(03-03-2023 03:52 PM)NJ2MDTerp Wrote: Why did it take 3 years for ESPN to launch ACCN? Considering SECN was up and running, it's not like ESPN was reinventing the wheel. I would argue that the ACC was harmed by ESPN's failure to set up the ACCN sooner.
ESPN had to buy a lot of the ACC Network games from Raycom.
In the original 2011 contract, modified somewhat when Syracuse and Pitt came in, ESPN sublicensed a bunch of ACC football and basketball games to Raycom. Raycom was a syndicator, they organized a consortium of over-the-air TV stations across the ACC footprint (and sometimes beyond) to show games, after ESPN had made their Tier 1 picks. Raycom then sold what seems to me like half of those games to Fox Sports Networks, now Bally Sports Networks (plus some non-Fox, non-Bally's RSN's because it made sense to have ACC games on MASN etc).
When the ACC decided that they DID want a cable TV network, ESPN told them that it wasn't feasible without the Tier 2 and 3 games that had been sold to Raycom for $50M a year.
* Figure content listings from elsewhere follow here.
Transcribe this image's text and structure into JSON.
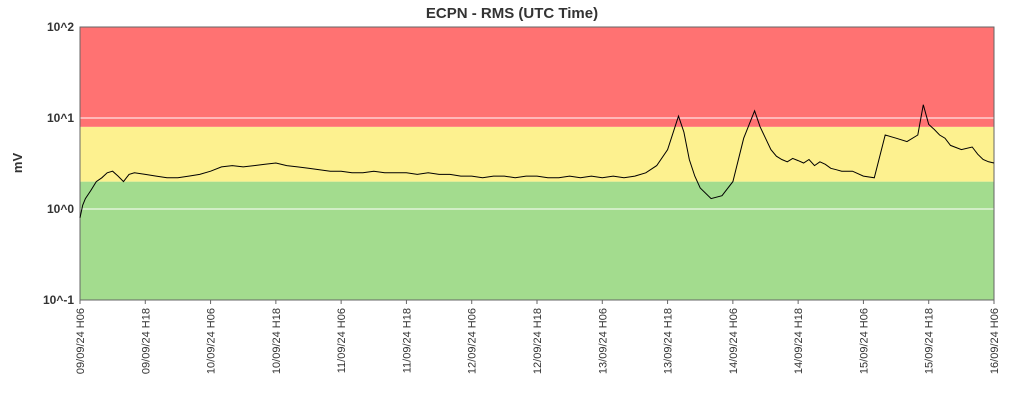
{
  "chart_data": {
    "type": "line",
    "title": "ECPN - RMS (UTC Time)",
    "ylabel": "mV",
    "yscale": "log",
    "ylim": [
      0.1,
      100
    ],
    "y_ticks": [
      {
        "value": 0.1,
        "label": "10^-1"
      },
      {
        "value": 1,
        "label": "10^0"
      },
      {
        "value": 10,
        "label": "10^1"
      },
      {
        "value": 100,
        "label": "10^2"
      }
    ],
    "x_ticks": [
      "09/09/24 H06",
      "09/09/24 H18",
      "10/09/24 H06",
      "10/09/24 H18",
      "11/09/24 H06",
      "11/09/24 H18",
      "12/09/24 H06",
      "12/09/24 H18",
      "13/09/24 H06",
      "13/09/24 H18",
      "14/09/24 H06",
      "14/09/24 H18",
      "15/09/24 H06",
      "15/09/24 H18",
      "16/09/24 H06"
    ],
    "x_unit": "hours from 09/09/24 H06",
    "xlim": [
      0,
      168
    ],
    "bands": [
      {
        "from": 0.1,
        "to": 2.0,
        "color": "#a3dc8e"
      },
      {
        "from": 2.0,
        "to": 8.0,
        "color": "#fdf18f"
      },
      {
        "from": 8.0,
        "to": 100,
        "color": "#ff7272"
      }
    ],
    "grid": true,
    "line_color": "#000000",
    "series": [
      {
        "x": [
          0,
          0.5,
          1,
          2,
          3,
          4,
          5,
          6,
          7,
          8,
          9,
          10,
          12,
          14,
          16,
          18,
          20,
          22,
          24,
          26,
          28,
          30,
          32,
          34,
          36,
          38,
          40,
          42,
          44,
          46,
          48,
          50,
          52,
          54,
          56,
          58,
          60,
          62,
          64,
          66,
          68,
          70,
          72,
          74,
          76,
          78,
          80,
          82,
          84,
          86,
          88,
          90,
          92,
          94,
          96,
          98,
          100,
          102,
          104,
          106,
          108,
          110,
          111,
          112,
          113,
          114,
          116,
          118,
          120,
          122,
          124,
          125,
          126,
          127,
          128,
          129,
          130,
          131,
          132,
          133,
          134,
          135,
          136,
          137,
          138,
          139,
          140,
          142,
          144,
          146,
          148,
          150,
          152,
          154,
          155,
          156,
          157,
          158,
          159,
          160,
          162,
          164,
          165,
          166,
          167,
          168
        ],
        "y": [
          0.8,
          1.1,
          1.3,
          1.6,
          2.0,
          2.2,
          2.5,
          2.6,
          2.3,
          2.0,
          2.4,
          2.5,
          2.4,
          2.3,
          2.2,
          2.2,
          2.3,
          2.4,
          2.6,
          2.9,
          3.0,
          2.9,
          3.0,
          3.1,
          3.2,
          3.0,
          2.9,
          2.8,
          2.7,
          2.6,
          2.6,
          2.5,
          2.5,
          2.6,
          2.5,
          2.5,
          2.5,
          2.4,
          2.5,
          2.4,
          2.4,
          2.3,
          2.3,
          2.2,
          2.3,
          2.3,
          2.2,
          2.3,
          2.3,
          2.2,
          2.2,
          2.3,
          2.2,
          2.3,
          2.2,
          2.3,
          2.2,
          2.3,
          2.5,
          3.0,
          4.5,
          10.5,
          7.0,
          3.5,
          2.3,
          1.7,
          1.3,
          1.4,
          2.0,
          6.0,
          12.0,
          8.0,
          6.0,
          4.5,
          3.8,
          3.5,
          3.3,
          3.6,
          3.4,
          3.2,
          3.5,
          3.0,
          3.3,
          3.1,
          2.8,
          2.7,
          2.6,
          2.6,
          2.3,
          2.2,
          6.5,
          6.0,
          5.5,
          6.5,
          14.0,
          8.5,
          7.5,
          6.5,
          6.0,
          5.0,
          4.5,
          4.8,
          4.0,
          3.5,
          3.3,
          3.2
        ]
      }
    ]
  }
}
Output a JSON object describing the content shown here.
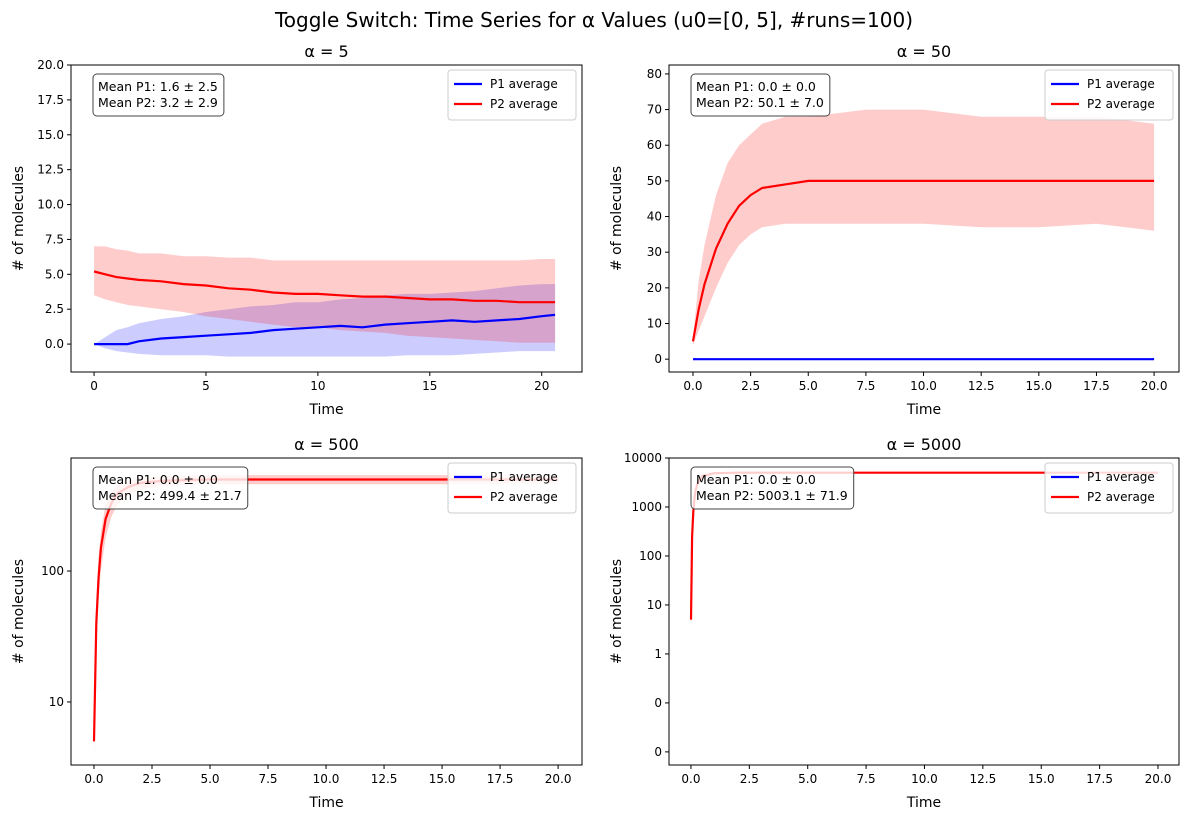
{
  "title": "Toggle Switch: Time Series for α Values (u0=[0, 5], #runs=100)",
  "chart_data": [
    {
      "type": "line",
      "title": "α = 5",
      "xlabel": "Time",
      "ylabel": "# of molecules",
      "yscale": "linear",
      "legend": "upper right",
      "annotation": [
        "Mean P1: 1.6 ± 2.5",
        "Mean P2: 3.2 ± 2.9"
      ],
      "xlim": [
        -1.03,
        21.8
      ],
      "ylim": [
        -2.0,
        20
      ],
      "xticks": [
        0,
        5,
        10,
        15,
        20
      ],
      "yticks": [
        {
          "value": 0,
          "label": "0.0"
        },
        2.5,
        {
          "value": 5,
          "label": "5.0"
        },
        7.5,
        {
          "value": 10,
          "label": "10.0"
        },
        12.5,
        {
          "value": 15,
          "label": "15.0"
        },
        17.5,
        {
          "value": 20,
          "label": "20.0"
        }
      ],
      "x": [
        0,
        0.5,
        1,
        1.5,
        2,
        3,
        4,
        5,
        6,
        7,
        8,
        9,
        10,
        11,
        12,
        13,
        14,
        15,
        16,
        17,
        18,
        19,
        20,
        20.6
      ],
      "series": [
        {
          "name": "P1 average",
          "color": "#0000ff",
          "values": [
            0,
            0,
            0,
            0,
            0.2,
            0.4,
            0.5,
            0.6,
            0.7,
            0.8,
            1.0,
            1.1,
            1.2,
            1.3,
            1.2,
            1.4,
            1.5,
            1.6,
            1.7,
            1.6,
            1.7,
            1.8,
            2.0,
            2.1
          ],
          "band_upper": [
            0,
            0.5,
            1,
            1.2,
            1.5,
            1.8,
            2,
            2.3,
            2.5,
            2.7,
            2.8,
            3,
            3,
            3.2,
            3.3,
            3.5,
            3.6,
            3.6,
            3.7,
            3.8,
            4,
            4.2,
            4.3,
            4.3
          ],
          "band_lower": [
            0,
            -0.3,
            -0.5,
            -0.6,
            -0.7,
            -0.8,
            -0.8,
            -0.8,
            -0.9,
            -0.9,
            -0.9,
            -0.9,
            -0.9,
            -0.9,
            -0.9,
            -0.9,
            -0.8,
            -0.8,
            -0.8,
            -0.7,
            -0.6,
            -0.5,
            -0.5,
            -0.5
          ]
        },
        {
          "name": "P2 average",
          "color": "#ff0000",
          "values": [
            5.2,
            5.0,
            4.8,
            4.7,
            4.6,
            4.5,
            4.3,
            4.2,
            4.0,
            3.9,
            3.7,
            3.6,
            3.6,
            3.5,
            3.4,
            3.4,
            3.3,
            3.2,
            3.2,
            3.1,
            3.1,
            3.0,
            3.0,
            3.0
          ],
          "band_upper": [
            7,
            7,
            6.8,
            6.7,
            6.5,
            6.5,
            6.3,
            6.3,
            6.2,
            6.2,
            6,
            6,
            6,
            6,
            6,
            6,
            6,
            6,
            6,
            6,
            6,
            6,
            6.1,
            6.1
          ],
          "band_lower": [
            3.5,
            3.2,
            3.0,
            2.8,
            2.7,
            2.5,
            2.3,
            2.0,
            1.8,
            1.6,
            1.4,
            1.2,
            1.2,
            1.0,
            0.9,
            0.8,
            0.6,
            0.5,
            0.4,
            0.3,
            0.2,
            0.1,
            0.1,
            0.1
          ]
        }
      ]
    },
    {
      "type": "line",
      "title": "α = 50",
      "xlabel": "Time",
      "ylabel": "# of molecules",
      "yscale": "linear",
      "legend": "upper right",
      "annotation": [
        "Mean P1: 0.0 ± 0.0",
        "Mean P2: 50.1 ± 7.0"
      ],
      "xlim": [
        -1.04,
        21.08
      ],
      "ylim": [
        -3.6,
        82.5
      ],
      "xticks": [
        {
          "value": 0,
          "label": "0.0"
        },
        2.5,
        {
          "value": 5,
          "label": "5.0"
        },
        7.5,
        {
          "value": 10,
          "label": "10.0"
        },
        12.5,
        {
          "value": 15,
          "label": "15.0"
        },
        17.5,
        {
          "value": 20,
          "label": "20.0"
        }
      ],
      "yticks": [
        0,
        10,
        20,
        30,
        40,
        50,
        60,
        70,
        80
      ],
      "x": [
        0,
        0.25,
        0.5,
        1,
        1.5,
        2,
        2.5,
        3,
        4,
        5,
        7.5,
        10,
        12.5,
        15,
        17.5,
        20
      ],
      "series": [
        {
          "name": "P1 average",
          "color": "#0000ff",
          "values": [
            0,
            0,
            0,
            0,
            0,
            0,
            0,
            0,
            0,
            0,
            0,
            0,
            0,
            0,
            0,
            0
          ]
        },
        {
          "name": "P2 average",
          "color": "#ff0000",
          "values": [
            5,
            14,
            21,
            31,
            38,
            43,
            46,
            48,
            49,
            50,
            50,
            50,
            50,
            50,
            50,
            50
          ],
          "band_upper": [
            6,
            22,
            32,
            46,
            55,
            60,
            63,
            66,
            68,
            68,
            70,
            70,
            68,
            68,
            68,
            66
          ],
          "band_lower": [
            4,
            8,
            12,
            20,
            27,
            32,
            35,
            37,
            38,
            38,
            38,
            38,
            37,
            37,
            38,
            36
          ]
        }
      ]
    },
    {
      "type": "line",
      "title": "α = 500",
      "xlabel": "Time",
      "ylabel": "# of molecules",
      "yscale": "log",
      "legend": "upper right",
      "annotation": [
        "Mean P1: 0.0 ± 0.0",
        "Mean P2: 499.4 ± 21.7"
      ],
      "xlim": [
        -0.99,
        21.03
      ],
      "ylim": [
        3.3,
        730
      ],
      "xticks": [
        {
          "value": 0,
          "label": "0.0"
        },
        2.5,
        {
          "value": 5,
          "label": "5.0"
        },
        7.5,
        {
          "value": 10,
          "label": "10.0"
        },
        12.5,
        {
          "value": 15,
          "label": "15.0"
        },
        17.5,
        {
          "value": 20,
          "label": "20.0"
        }
      ],
      "yticks": [
        10,
        100
      ],
      "x": [
        0,
        0.1,
        0.2,
        0.3,
        0.5,
        0.75,
        1,
        1.5,
        2,
        3,
        5,
        7.5,
        10,
        12.5,
        15,
        17.5,
        20
      ],
      "series": [
        {
          "name": "P1 average",
          "color": "#0000ff",
          "values": [
            null,
            null,
            null,
            null,
            null,
            null,
            null,
            null,
            null,
            null,
            null,
            null,
            null,
            null,
            null,
            null,
            null
          ]
        },
        {
          "name": "P2 average",
          "color": "#ff0000",
          "values": [
            5,
            40,
            90,
            150,
            250,
            330,
            390,
            440,
            470,
            490,
            500,
            500,
            500,
            500,
            500,
            500,
            500
          ],
          "band_upper": [
            6,
            60,
            130,
            200,
            320,
            400,
            450,
            490,
            510,
            530,
            540,
            540,
            540,
            540,
            540,
            540,
            540
          ],
          "band_lower": [
            4,
            25,
            60,
            100,
            180,
            260,
            320,
            380,
            420,
            450,
            460,
            460,
            460,
            460,
            460,
            460,
            460
          ]
        }
      ]
    },
    {
      "type": "line",
      "title": "α = 5000",
      "xlabel": "Time",
      "ylabel": "# of molecules",
      "yscale": "log",
      "legend": "upper right",
      "annotation": [
        "Mean P1: 0.0 ± 0.0",
        "Mean P2: 5003.1 ± 71.9"
      ],
      "xlim": [
        -0.94,
        20.9
      ],
      "ylim": [
        0.0054,
        10000
      ],
      "xticks": [
        {
          "value": 0,
          "label": "0.0"
        },
        2.5,
        {
          "value": 5,
          "label": "5.0"
        },
        7.5,
        {
          "value": 10,
          "label": "10.0"
        },
        12.5,
        {
          "value": 15,
          "label": "15.0"
        },
        17.5,
        {
          "value": 20,
          "label": "20.0"
        }
      ],
      "yticks": [
        {
          "value": 0.01,
          "label": "0"
        },
        {
          "value": 0.1,
          "label": "0"
        },
        1,
        10,
        100,
        1000,
        10000
      ],
      "x": [
        0,
        0.05,
        0.1,
        0.15,
        0.2,
        0.3,
        0.5,
        1,
        2,
        5,
        10,
        15,
        20
      ],
      "series": [
        {
          "name": "P1 average",
          "color": "#0000ff",
          "values": [
            null,
            null,
            null,
            null,
            null,
            null,
            null,
            null,
            null,
            null,
            null,
            null,
            null
          ]
        },
        {
          "name": "P2 average",
          "color": "#ff0000",
          "values": [
            5,
            250,
            800,
            1500,
            2200,
            3200,
            4300,
            4900,
            5000,
            5000,
            5000,
            5000,
            5000
          ]
        }
      ]
    }
  ]
}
According to a Jim Phillips comment, when the Raycom sublicense is over each ACC school gets a $3M bump. I think that means that ESPN / ACC is paying Raycom 3x14 =$42M to get the Raycom games back from Raycom to show them on the ACC Network. It was "cost prohibitive to get the RSN games back" I read somewhere last night.
So that's why the ACC Network doesn't come online until 2019. The SEC sold ESPN everything, lock stock and barrel, and let ESPN show whatever whenever. ESPN, ABC, ESPN-U, syndication, SEC Network, SEC was cool with it. Big East has a deal like that with Fox--Big Fox, FS1, FS2, CBS-SN, Bally Sports. The ACC 2011 contract carved out a sublicense for their Raycom partners, and that meant starting a network was much harder.